Regarding the timing, we have the same concerns as regards the early termination date as described in our response to question 2.
Considering the volume of outstanding positions held by a Global Systemically Important Bank (G-SIB), we do believe that there would be increased market volatility following the notification to close-out and that this could adversely affect the termination value.
In practice, we consider that the provisional valuation provided for under Article 7(2) would be necessary to ensure a swift resolution process.
As explained in our answers to questions 1-4, an ‘open bank bail-in’ involving derivatives would not be feasible if the resolution authority was required to wait for final valuations based on commercially reasonable replacement trades before bailing-in net uncollateralised derivatives.
The provisional valuation would need to be based on IFRS fair value, with certain adjustments, as explained in our answer to question 5.
No, we support the idea of a provisional valuation.
The default management procedures already establish a clear process to auction and close-out portfolios of a clearing member. We do not support the idea of an early determination in relation to CCP claims, as it would introduce a lack of transparency in the market.
Transactions with a CCP will be overcollateralised in principle. In the event that a bank has an unsecured liability at the point of resolution, before applying the close-out of those liabilities based on a provisional valuation, the resolution authority should have to account for the cost of closing access to a CCP at a point when the institution might need to continue hedging its risks following the bail-in. In that sense, the bank should be allowed to meet its collateralisation requirements before a decision is made on the bail-in of these derivatives.
In the event that a portfolio of derivatives with a CCP is undercollateralised at the point of the provisional valuation, the resolution authority should consider the cost of closing-out these derivatives. The bank under resolution would lose access to a CCP at a time where it still needs to hedge its risks. The entity under resolution should be allowed to re-establish its collateralisation before a decision is made on the bail-in of these derivatives.

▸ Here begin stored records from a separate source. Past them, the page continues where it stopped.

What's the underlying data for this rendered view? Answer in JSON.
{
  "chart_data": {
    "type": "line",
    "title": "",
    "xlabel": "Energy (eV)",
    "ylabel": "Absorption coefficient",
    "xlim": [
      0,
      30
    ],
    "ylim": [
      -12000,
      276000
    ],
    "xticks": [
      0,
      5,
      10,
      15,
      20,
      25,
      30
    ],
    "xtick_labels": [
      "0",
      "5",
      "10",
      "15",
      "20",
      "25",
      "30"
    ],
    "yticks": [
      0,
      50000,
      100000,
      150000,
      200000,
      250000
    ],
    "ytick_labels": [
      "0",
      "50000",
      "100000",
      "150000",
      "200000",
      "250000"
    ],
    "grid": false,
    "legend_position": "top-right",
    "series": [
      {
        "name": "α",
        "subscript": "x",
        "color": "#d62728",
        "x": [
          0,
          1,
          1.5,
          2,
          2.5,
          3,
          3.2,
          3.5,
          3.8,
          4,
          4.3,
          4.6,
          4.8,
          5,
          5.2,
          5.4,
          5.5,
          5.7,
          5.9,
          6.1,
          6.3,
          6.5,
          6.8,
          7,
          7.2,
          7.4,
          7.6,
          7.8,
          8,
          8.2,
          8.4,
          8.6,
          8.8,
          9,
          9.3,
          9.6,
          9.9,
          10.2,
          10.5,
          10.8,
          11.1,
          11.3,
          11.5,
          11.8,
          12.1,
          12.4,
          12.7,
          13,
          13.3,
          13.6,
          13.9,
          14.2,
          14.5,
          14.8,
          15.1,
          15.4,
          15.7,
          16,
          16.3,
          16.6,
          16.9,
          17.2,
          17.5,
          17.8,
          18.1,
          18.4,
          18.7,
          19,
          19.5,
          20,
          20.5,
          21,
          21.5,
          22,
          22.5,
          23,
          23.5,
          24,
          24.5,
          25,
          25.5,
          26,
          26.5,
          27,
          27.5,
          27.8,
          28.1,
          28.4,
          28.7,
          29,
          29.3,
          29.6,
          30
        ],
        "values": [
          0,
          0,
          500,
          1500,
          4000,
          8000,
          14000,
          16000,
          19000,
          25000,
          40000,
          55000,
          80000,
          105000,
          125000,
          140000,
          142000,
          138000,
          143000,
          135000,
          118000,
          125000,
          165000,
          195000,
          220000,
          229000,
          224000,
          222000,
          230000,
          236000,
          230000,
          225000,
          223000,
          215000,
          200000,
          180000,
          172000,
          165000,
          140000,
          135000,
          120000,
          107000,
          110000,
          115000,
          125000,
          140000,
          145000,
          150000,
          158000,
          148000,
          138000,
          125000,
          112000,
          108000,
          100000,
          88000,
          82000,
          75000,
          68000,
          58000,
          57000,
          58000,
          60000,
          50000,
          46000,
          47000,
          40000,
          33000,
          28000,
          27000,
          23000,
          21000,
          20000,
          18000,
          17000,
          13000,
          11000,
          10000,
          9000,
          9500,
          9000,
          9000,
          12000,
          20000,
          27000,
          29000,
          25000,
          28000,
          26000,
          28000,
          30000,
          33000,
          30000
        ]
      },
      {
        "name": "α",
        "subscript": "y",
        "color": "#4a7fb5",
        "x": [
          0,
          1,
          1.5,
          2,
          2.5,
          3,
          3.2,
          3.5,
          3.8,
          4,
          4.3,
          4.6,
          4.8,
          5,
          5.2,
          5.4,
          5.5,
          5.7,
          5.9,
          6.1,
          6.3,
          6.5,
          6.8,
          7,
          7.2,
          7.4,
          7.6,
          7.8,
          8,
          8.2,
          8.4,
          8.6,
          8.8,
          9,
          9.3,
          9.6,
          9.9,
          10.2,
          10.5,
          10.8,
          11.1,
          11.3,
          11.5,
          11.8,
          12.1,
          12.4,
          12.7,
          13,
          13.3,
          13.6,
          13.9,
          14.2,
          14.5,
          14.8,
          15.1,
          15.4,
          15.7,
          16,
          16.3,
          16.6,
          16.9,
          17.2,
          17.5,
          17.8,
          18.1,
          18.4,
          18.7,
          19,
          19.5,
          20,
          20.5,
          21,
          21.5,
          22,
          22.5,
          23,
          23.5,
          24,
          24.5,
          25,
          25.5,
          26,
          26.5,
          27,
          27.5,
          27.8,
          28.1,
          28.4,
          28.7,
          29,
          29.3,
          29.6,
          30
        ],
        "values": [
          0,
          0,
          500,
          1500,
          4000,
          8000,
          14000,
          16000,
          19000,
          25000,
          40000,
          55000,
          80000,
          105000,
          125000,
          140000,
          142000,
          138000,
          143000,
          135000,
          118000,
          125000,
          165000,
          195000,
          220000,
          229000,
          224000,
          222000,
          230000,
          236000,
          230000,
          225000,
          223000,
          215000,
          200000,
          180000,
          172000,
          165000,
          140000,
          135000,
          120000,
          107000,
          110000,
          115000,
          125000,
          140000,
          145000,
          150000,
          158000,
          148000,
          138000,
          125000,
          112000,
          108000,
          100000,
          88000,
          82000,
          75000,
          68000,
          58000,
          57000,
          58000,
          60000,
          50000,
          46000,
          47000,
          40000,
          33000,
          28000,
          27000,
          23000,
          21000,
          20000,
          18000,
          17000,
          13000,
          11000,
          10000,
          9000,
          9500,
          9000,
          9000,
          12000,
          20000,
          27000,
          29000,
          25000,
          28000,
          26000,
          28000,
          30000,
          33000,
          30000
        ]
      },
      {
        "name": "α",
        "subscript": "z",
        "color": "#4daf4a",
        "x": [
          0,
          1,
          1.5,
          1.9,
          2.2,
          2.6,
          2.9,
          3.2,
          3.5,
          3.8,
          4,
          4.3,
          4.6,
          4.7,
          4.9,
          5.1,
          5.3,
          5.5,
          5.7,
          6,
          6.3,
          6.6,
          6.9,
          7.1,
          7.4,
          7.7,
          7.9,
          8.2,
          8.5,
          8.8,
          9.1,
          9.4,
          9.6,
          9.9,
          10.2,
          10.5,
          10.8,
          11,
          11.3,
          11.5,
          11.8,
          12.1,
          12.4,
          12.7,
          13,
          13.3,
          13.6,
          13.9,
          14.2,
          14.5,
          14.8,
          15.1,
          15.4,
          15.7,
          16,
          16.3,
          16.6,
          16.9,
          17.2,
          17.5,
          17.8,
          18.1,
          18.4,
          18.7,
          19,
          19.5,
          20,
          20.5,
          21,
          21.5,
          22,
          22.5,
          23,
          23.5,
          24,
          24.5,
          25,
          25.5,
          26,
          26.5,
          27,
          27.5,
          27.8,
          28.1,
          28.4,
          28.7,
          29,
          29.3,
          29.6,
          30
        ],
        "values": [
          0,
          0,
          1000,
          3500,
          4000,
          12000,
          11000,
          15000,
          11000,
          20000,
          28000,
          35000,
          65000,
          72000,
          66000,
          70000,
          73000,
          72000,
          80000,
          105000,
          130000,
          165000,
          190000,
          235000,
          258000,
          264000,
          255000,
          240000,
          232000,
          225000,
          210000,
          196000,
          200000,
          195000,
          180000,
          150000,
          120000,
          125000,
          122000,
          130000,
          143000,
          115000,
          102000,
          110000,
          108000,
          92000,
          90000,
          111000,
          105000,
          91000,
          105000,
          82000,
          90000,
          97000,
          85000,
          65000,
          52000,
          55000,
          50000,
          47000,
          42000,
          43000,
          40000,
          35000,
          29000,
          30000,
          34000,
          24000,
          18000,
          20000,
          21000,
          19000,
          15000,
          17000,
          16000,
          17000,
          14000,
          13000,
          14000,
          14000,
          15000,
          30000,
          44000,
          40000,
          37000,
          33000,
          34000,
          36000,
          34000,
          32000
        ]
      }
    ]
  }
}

If the CCP determination process holds back the finalisation of the bail-in, then we agree with the proposal of using the NCWO principle as a backstop.
Yes, we consider the guidance sufficiently clear.
We agree that these elements would be the main drivers of the destruction in value. In addition, the RTS should also require the resolution authority to consider the impact of bailing-in derivatives on the ability of the bank in resolution to re-hedge, the timing for re-hedging and the net impact on capital of having one-sided un-hedged risk in the days subsequent to a bail-in, in a potentially volatile and illiquid market.
While we understand the objective of a precautionary buffer, we do not see the need for having a specific buffer for the valuation of derivative liabilities. The final draft RTS on valuation (EBA/CP/2014/38) mandate that any provisional valuation should include a buffer for additional losses. Any uncertainty regarding derivative valuation could be built into this buffer, rather than defining a separate precautionary buffer specifically for the valuation of derivatives.
The resolution authorities should be required to consider the impact on the firm’s franchise value from the termination and close-out of derivative contracts. This is particularly important for banks with an ‘open bank bail-in’ strategy, where the franchise value of the ‘new’ recapitalised bank will have an impact on the market value of shares issued to bailed-in creditors and will thus directly impact losses imposed on those liability holders.